Tout lui était contraire, tout semblait impossible. Il a écrit lui-même: «Il me fallait agir dans un chaos de confus éléments, de misères sans limites. Si je l'avais bien vu, j'aurais été effrayé et désespéré. Heureusement j'étais aveugle. Je ne savais guère ce que je faisais, mais bien ce que je voulais: la mort, ou réussir. Mon zèle pour accomplir le rêve de ma vie m'eût fait aller, par l'air ou par le feu (n'importe), au dernier pic des hautes Alpes.»

Quel était donc ce rêve? Il l'explique bien peu, bien mal dans ses écrits. Ceux qu'il fit seul et jeune, avant sa grande expérience, sont faibles, vaguement humanitaires. Ceux qu'il fit vieux, aux temps de son succès, sont moins de lui que des ardents disciples qui lui prêtaient leur plume, trop souvent leurs idées, leur donnaient hardiment des formes arrêtées, étrangères au génie du maître.

C'est l'homme même qu'il faut atteindre en lui, ne tenant des écrits qu'on intitule de son nom qu'un compte fort secondaire.

Ce n'était pas un homme d'une pièce. Des hommes et des races diverses visiblement étaient en lui. Gauche et étrange en ses gestes, en ses actes, il avait au contraire dans la parole, non seulement la vive éloquence, mais la dextérité rapide pour la lancer, pour la reprendre, une finesse extrême pour trouver la vraie prise qu'offrait un jeune esprit, un art unique de l'éveiller, de faire qu'il trouvât, qu'il créât. Don singulier de faire des âmes.
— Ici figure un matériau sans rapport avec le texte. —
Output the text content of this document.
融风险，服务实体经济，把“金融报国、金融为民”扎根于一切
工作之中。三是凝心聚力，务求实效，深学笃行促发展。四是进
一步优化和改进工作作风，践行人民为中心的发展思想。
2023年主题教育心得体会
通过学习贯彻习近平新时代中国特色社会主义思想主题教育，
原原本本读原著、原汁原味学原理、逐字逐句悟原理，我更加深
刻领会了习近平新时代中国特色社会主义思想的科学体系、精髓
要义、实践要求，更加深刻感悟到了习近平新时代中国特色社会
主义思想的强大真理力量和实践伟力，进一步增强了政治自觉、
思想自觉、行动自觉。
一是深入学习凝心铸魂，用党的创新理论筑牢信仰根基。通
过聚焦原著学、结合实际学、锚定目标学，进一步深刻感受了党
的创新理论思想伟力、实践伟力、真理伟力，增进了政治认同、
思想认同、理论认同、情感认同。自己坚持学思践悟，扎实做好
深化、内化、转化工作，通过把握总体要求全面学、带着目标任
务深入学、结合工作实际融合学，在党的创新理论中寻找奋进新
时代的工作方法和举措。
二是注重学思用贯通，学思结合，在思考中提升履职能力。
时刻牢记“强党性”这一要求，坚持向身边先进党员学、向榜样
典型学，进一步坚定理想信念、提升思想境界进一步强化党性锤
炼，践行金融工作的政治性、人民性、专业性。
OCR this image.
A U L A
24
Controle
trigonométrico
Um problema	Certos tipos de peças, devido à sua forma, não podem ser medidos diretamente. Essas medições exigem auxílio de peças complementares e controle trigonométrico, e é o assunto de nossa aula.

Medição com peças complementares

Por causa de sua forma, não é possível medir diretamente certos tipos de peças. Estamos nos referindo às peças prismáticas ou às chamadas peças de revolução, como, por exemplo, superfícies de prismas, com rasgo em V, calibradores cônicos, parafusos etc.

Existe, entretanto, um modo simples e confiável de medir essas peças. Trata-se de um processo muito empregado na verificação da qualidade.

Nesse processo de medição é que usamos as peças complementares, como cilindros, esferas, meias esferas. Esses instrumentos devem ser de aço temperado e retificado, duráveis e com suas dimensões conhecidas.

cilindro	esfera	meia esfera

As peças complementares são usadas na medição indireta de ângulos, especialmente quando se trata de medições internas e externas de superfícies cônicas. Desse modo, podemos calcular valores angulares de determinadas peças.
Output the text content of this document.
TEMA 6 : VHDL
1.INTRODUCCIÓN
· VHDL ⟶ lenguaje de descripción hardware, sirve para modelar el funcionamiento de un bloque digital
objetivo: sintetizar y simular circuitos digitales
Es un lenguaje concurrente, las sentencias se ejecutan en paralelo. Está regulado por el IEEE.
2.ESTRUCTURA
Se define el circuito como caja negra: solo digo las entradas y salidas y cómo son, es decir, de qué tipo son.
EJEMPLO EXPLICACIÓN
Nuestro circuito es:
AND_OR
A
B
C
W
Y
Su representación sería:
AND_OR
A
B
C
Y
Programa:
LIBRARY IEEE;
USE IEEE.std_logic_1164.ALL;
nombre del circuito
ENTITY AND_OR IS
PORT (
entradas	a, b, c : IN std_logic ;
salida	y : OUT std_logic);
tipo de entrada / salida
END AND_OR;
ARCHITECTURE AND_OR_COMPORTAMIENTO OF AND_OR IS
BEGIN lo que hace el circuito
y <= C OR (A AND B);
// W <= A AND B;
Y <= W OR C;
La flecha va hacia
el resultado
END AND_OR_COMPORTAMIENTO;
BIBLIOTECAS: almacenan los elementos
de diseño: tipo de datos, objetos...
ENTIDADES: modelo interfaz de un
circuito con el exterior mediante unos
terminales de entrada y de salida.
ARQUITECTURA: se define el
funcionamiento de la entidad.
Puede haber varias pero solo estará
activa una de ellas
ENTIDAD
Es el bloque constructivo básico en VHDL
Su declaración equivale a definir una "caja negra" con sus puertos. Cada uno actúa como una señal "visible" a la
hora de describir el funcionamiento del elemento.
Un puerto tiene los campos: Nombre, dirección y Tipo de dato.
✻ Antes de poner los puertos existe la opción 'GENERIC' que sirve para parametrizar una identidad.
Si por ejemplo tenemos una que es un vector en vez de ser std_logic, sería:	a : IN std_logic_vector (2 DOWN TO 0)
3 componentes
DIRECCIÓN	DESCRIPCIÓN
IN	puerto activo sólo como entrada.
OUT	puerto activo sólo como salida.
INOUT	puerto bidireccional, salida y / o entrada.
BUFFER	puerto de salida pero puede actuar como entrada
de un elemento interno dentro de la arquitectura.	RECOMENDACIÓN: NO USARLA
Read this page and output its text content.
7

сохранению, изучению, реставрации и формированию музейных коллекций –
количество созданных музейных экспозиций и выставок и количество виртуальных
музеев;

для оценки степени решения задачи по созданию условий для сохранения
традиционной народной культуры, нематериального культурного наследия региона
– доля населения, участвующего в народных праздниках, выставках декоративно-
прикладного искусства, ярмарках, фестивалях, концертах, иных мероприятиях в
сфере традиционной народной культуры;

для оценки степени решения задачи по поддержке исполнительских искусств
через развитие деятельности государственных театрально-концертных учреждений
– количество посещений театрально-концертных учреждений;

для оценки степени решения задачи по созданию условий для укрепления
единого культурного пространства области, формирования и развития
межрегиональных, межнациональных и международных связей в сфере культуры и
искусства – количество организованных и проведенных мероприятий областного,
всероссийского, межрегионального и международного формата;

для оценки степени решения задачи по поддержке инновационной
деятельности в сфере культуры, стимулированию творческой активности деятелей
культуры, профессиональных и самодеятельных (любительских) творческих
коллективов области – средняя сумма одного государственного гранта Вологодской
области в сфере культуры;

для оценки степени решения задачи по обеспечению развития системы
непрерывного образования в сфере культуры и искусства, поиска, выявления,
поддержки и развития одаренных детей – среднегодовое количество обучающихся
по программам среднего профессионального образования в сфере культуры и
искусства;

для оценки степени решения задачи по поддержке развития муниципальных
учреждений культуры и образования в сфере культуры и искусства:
C'est l'improvisation, au degré de puissance que n'ont point les brillants trovatori de l'Italie, la vide et faible muse qui aligne des mots. Lui, il improvisait des hommes.

Ce don brûlant, fécond, est-il plus dans les Allemands? L'Allemagne a, je crois, tous les génies, moins cette dextérité rapide. Elle est grande, profonde, avec nescio quid plumbeum qui fait un autre enseignement.

Né à Zurich, il eut pourtant bien peu le calme suisse, allemand. Il avait du sang italien. Sa famille, réfugiée en Suisse, était originaire du Tessin, du midi du Saint-Gothard. C'est là la rencontre des races, des climats, la lutte éternelle. Le soleil, l'avalanche ont leurs alternatives et leurs combats.

Et tout cela traduit dans l'homme. Sur ces versants des Alpes (du Tyrol au Tessin, et de là au Piémont, aux vallées Vaudoises), je trouve force génies fougueux, fils du torrent, fils de l'orage.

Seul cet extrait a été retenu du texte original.